Es triste que el simple paso de los años disminuya la intensidad de los sentimientos de asombro y entusiasmo ante el conocimiento. En fin. No se puede luchar contra ello. Pero daría lo que fuera por volver a experimentar la agradable ansiedad de aquel niño de corta edad que veía en televisión por primera vez las criaturas de los fondos marinos abisales…

1 comentario:

VictorJCid dijo...

Vaya, estamos recurriendo a la autobiografía para intentar explicar la fascinación. Ciertamente, ¿no son nuestras propias experiencias las que forjan las emociones? ¿No es la memoria un rompecabezas de recuerdos incomprensiblemente integrado por bucles de circuitos neuronales recurrentes?
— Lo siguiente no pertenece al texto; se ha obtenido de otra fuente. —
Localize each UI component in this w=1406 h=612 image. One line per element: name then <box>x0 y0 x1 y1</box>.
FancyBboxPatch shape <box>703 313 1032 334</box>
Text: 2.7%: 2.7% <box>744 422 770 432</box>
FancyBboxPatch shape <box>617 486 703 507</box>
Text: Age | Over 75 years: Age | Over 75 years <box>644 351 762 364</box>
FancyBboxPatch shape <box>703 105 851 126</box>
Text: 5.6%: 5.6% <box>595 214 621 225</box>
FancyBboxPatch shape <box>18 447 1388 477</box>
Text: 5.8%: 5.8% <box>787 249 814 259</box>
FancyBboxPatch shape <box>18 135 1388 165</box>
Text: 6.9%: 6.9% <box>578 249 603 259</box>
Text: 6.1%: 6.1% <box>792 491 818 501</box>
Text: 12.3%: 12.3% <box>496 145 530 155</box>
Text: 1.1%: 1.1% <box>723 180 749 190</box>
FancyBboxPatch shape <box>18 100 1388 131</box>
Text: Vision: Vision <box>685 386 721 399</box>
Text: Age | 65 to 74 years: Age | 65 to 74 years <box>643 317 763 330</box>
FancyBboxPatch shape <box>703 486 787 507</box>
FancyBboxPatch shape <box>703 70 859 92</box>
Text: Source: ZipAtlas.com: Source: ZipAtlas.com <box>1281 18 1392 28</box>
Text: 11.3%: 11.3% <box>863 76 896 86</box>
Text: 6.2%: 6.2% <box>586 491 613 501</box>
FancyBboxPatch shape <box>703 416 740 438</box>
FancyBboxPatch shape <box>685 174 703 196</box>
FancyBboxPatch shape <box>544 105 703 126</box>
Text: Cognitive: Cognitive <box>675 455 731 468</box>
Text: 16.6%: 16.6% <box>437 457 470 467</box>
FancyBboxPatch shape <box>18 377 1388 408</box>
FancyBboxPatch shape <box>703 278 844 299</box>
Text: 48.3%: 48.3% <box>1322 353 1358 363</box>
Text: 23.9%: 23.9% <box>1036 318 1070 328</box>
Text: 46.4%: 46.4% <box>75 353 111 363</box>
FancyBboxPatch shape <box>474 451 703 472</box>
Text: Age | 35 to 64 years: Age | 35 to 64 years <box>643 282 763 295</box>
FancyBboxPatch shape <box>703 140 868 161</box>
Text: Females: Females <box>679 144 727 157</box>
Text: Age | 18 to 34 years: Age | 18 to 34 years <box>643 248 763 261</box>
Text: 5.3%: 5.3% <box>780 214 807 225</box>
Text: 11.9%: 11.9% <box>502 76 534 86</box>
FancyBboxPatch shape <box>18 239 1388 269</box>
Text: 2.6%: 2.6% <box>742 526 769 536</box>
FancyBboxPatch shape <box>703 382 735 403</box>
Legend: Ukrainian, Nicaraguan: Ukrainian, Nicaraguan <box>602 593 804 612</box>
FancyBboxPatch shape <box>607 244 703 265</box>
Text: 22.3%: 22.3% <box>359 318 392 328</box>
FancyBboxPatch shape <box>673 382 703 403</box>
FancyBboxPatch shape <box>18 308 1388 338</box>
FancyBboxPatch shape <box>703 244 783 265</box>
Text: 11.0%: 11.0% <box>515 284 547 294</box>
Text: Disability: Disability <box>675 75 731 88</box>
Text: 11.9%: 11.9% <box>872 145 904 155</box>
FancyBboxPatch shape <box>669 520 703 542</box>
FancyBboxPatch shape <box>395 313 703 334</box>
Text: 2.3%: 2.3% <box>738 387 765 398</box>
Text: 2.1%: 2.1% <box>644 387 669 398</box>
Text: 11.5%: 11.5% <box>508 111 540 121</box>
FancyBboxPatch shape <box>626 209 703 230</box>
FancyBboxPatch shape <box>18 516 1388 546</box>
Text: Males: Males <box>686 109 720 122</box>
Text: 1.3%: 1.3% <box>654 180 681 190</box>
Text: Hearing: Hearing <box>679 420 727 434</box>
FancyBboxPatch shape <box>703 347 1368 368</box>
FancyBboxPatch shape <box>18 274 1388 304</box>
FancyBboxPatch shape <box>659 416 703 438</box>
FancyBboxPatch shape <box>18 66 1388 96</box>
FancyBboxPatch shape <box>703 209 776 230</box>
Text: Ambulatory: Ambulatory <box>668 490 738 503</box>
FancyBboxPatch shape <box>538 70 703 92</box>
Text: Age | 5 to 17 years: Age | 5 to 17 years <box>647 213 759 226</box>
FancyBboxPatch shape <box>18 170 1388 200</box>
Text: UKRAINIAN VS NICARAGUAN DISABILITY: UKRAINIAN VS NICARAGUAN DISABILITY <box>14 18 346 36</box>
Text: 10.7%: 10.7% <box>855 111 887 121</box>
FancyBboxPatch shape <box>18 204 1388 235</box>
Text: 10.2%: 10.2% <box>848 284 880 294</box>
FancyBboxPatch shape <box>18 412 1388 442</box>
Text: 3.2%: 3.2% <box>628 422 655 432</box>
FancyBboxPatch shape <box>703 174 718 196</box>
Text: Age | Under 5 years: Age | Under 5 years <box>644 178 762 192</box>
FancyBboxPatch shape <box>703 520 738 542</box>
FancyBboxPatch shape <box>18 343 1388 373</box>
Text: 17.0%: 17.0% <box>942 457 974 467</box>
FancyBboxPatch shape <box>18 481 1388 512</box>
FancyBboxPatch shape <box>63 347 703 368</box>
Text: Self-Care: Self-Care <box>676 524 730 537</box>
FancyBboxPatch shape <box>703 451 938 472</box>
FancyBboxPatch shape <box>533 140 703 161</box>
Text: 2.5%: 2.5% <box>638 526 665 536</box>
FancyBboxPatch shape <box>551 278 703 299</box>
La experiencia alimenta a la memoria, la memoria a las emociones... Cada emoción es un el colmo del milagro. La Vida es un milagro, pero que la Vida genere emociones es rizar el rizo del milagro.
¡Qué vértigo! Todos estos pensamientos circulando por mis diminutas neuronas y ahí fuera ese enorme vacío, apenas salpicado de estrellas.